Brielle.
Brielle n’avait pas souhaité assister aux excuses officielles d’Ismaël. Elle avait feinté un mal de ventre de dernière minute ce qui avait contrarié fortement sa mère. Elle arriverait avec du retard lui avait-elle promis. Mais la raison était tout autre. Du haut de ses sept années, Brielle était très mâture et avait pris conscience des méthodes malveillantes de sa mère. Elle avait entendu les gardes de la Reine parler des conditions de détention du jeune Ismaël et cela l’avait empêché de dormir deux nuits consécutives. Elle était très sensible comme son père et s’était promis d’être une reine aimante et à l’écoute du peuple de Terre. Le contraire de sa mère.
La propriété de la Reine était une demeure luxueuse et moderne mais de taille moyenne loin des modèles ancestraux qui sillonnaient la région occidentale jadis. La demeure était un cadeau de l’ensemble des souverains du Nord à la princesse nouvellement née, Téodora. Ceux- là voulaient se rassurer ainsi de leur alliance avec cette future Reine.

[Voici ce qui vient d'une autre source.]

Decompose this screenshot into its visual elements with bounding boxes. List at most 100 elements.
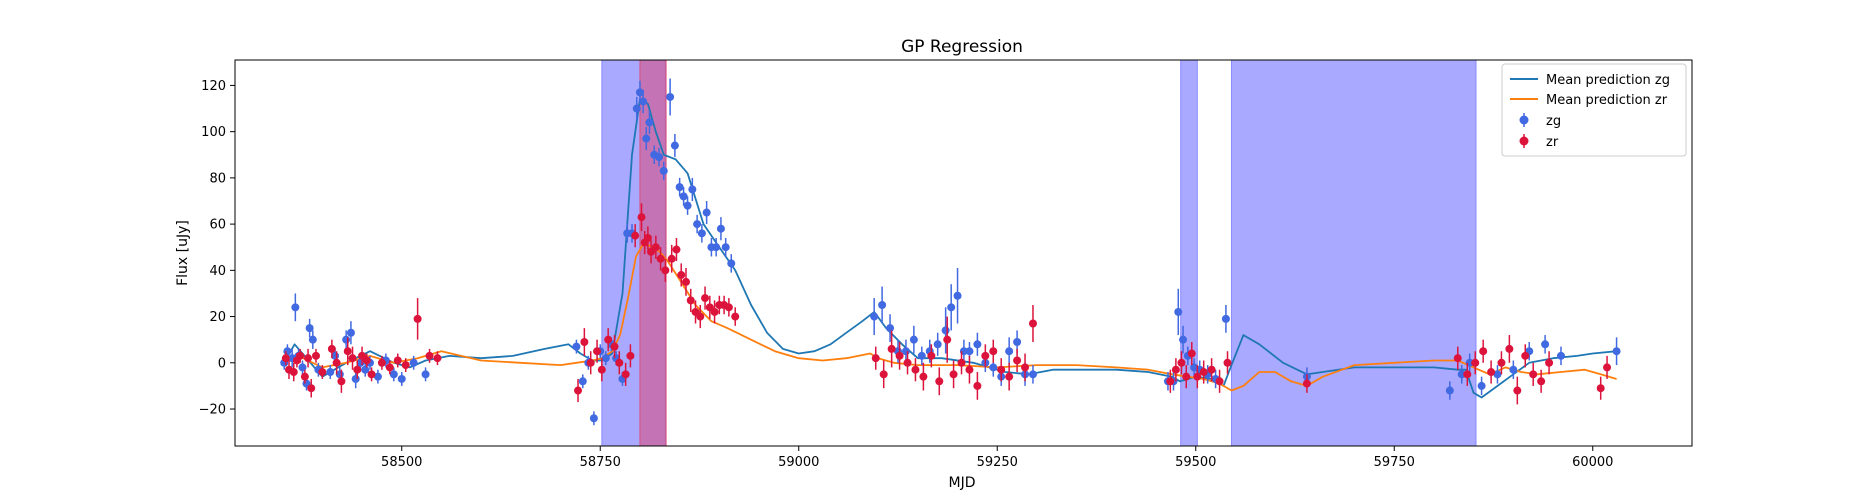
data-point-zg [1179,335,1188,344]
data-point-zr [637,213,646,222]
data-point-zr [610,342,619,351]
data-point-zg [933,340,942,349]
data-point-zr [433,354,442,363]
data-point-zr [686,296,695,305]
data-point-zr [1545,358,1554,367]
data-point-zr [731,312,740,321]
data-point-zr [1028,319,1037,328]
data-point-zr [332,358,341,367]
data-point-zr [989,347,998,356]
axes-frame [234,59,1693,447]
data-point-zr [1596,384,1605,393]
data-point-zr [631,231,640,240]
data-point-zr [949,370,958,379]
data-point-zg [291,303,300,312]
data-point-zg [727,259,736,268]
data-point-zr [1177,358,1186,367]
data-point-zr [973,381,982,390]
data-point-zr [307,384,316,393]
data-point-zg [697,229,706,238]
data-point-zr [943,335,952,344]
data-point-zr [318,368,327,377]
data-point-zg [389,370,398,379]
legend-label-mean-zg: Mean prediction zg [1546,73,1670,88]
legend-label-zr: zr [1546,135,1559,150]
data-point-zg [632,104,641,113]
data-point-zr [1199,368,1208,377]
data-point-zg [639,97,648,106]
x-tick-label: 59500 [1175,455,1216,470]
data-point-zr [413,314,422,323]
data-point-zr [621,370,630,379]
data-point-zg [941,326,950,335]
data-point-zr [701,294,710,303]
data-point-zr [1505,344,1514,353]
data-point-zg [645,118,654,127]
data-point-zg [870,312,879,321]
data-point-zg [572,342,581,351]
data-point-zr [586,358,595,367]
data-point-zg [659,166,668,175]
data-point-zr [304,354,313,363]
data-point-zr [311,351,320,360]
data-point-zg [298,363,307,372]
y-tick-label: 0 [218,356,226,371]
data-point-zg [965,347,974,356]
data-point-zg [973,340,982,349]
data-point-zr [661,266,670,275]
data-point-zr [681,277,690,286]
data-point-zr [377,358,386,367]
data-point-zr [651,243,660,252]
axes: 58500 58750 59000 59250 59500 59750 60000 −20 0 2… [199,79,1614,470]
data-point-zr [903,358,912,367]
data-point-zg [1005,347,1014,356]
data-point-zg [1221,314,1230,323]
data-point-zg [702,208,711,217]
data-point-zr [1513,386,1522,395]
legend-label-mean-zr: Mean prediction zr [1546,93,1668,108]
x-tick-label: 58500 [381,455,422,470]
data-point-zg [642,134,651,143]
data-point-zr [353,365,362,374]
data-point-zr [656,254,665,263]
data-point-zr [1005,372,1014,381]
data-point-zr [393,356,402,365]
data-point-zr [677,270,686,279]
data-point-zg [688,185,697,194]
data-point-zg [721,243,730,252]
data-point-zg [409,358,418,367]
data-point-zr [343,347,352,356]
data-point-zr [1453,354,1462,363]
legend-marker-zg [1519,115,1529,125]
data-point-zg [421,370,430,379]
data-point-zg [361,365,370,374]
data-point-zg [1509,365,1518,374]
data-point-zr [1171,365,1180,374]
data-point-zr [296,351,305,360]
data-point-zr [957,358,966,367]
data-point-zr [580,337,589,346]
data-point-zg [716,224,725,233]
data-point-zg [578,377,587,386]
data-point-zg [342,335,351,344]
y-tick-label: 100 [201,125,226,140]
series-line-zg [281,98,1617,399]
data-point-zg [1028,370,1037,379]
data-point-zr [1187,349,1196,358]
y-tick-label: 120 [201,79,226,94]
shaded-span-blue-3 [1230,60,1477,446]
data-point-zg [886,324,895,333]
data-point-zg [589,414,598,423]
data-point-zr [672,245,681,254]
data-point-zr [887,344,896,353]
data-point-zr [604,335,613,344]
data-point-zr [1463,370,1472,379]
data-point-zg [712,243,721,252]
data-point-zg [693,220,702,229]
y-tick-label: −20 [199,403,226,418]
data-point-zr [981,351,990,360]
data-point-zg [635,88,644,97]
data-point-zr [385,363,394,372]
data-point-zr [401,361,410,370]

La Reine du Nord était la première depuis que la prophétie s’était déclarée et les populations nordistes avaient mis beaucoup d’espoir en ce changement de gouvernance. Depuis la prophétie, le Nord avait perdu tout privilège et avec ça de sa superbe. Les populations étaient revenues à un mode de vie rural afin de subvenir à leurs besoins primaires. Le temps de l’abondance n’était qu’un vieux souvenir qu’on racontait dans les livres et une certaine rancune était née avec cette vie minimaliste. Ainsi ils espéraient retrouver avec Téodora une amélioration de leurs conditions économiques et sociales. Et leur vœu fut exaucé. La région avait bien prospéré depuis le règne de la Reine polonaise.
C’est dans cette même demeure que Brielle avait grandi ces sept dernières années et elle en connaissait chaque recoin. En descendant les escaliers pour se diriger vers la salle de réception où se tenait la cérémonie d’honneur en faveur d’Ismaël, elle vit un jeune garçon à l’allure élégante se diriger précipitamment vers la sortie. Elle ne savait pourquoi mais elle était totalement absorbée par cette silhouette et en oublia la dernière marche. Quand elle reprit ses esprits, elle se trouvait à califourchon sur le sol et en relevant la tête elle vit une main puis ce regard. Ce regard dont elle ne se remettra jamais.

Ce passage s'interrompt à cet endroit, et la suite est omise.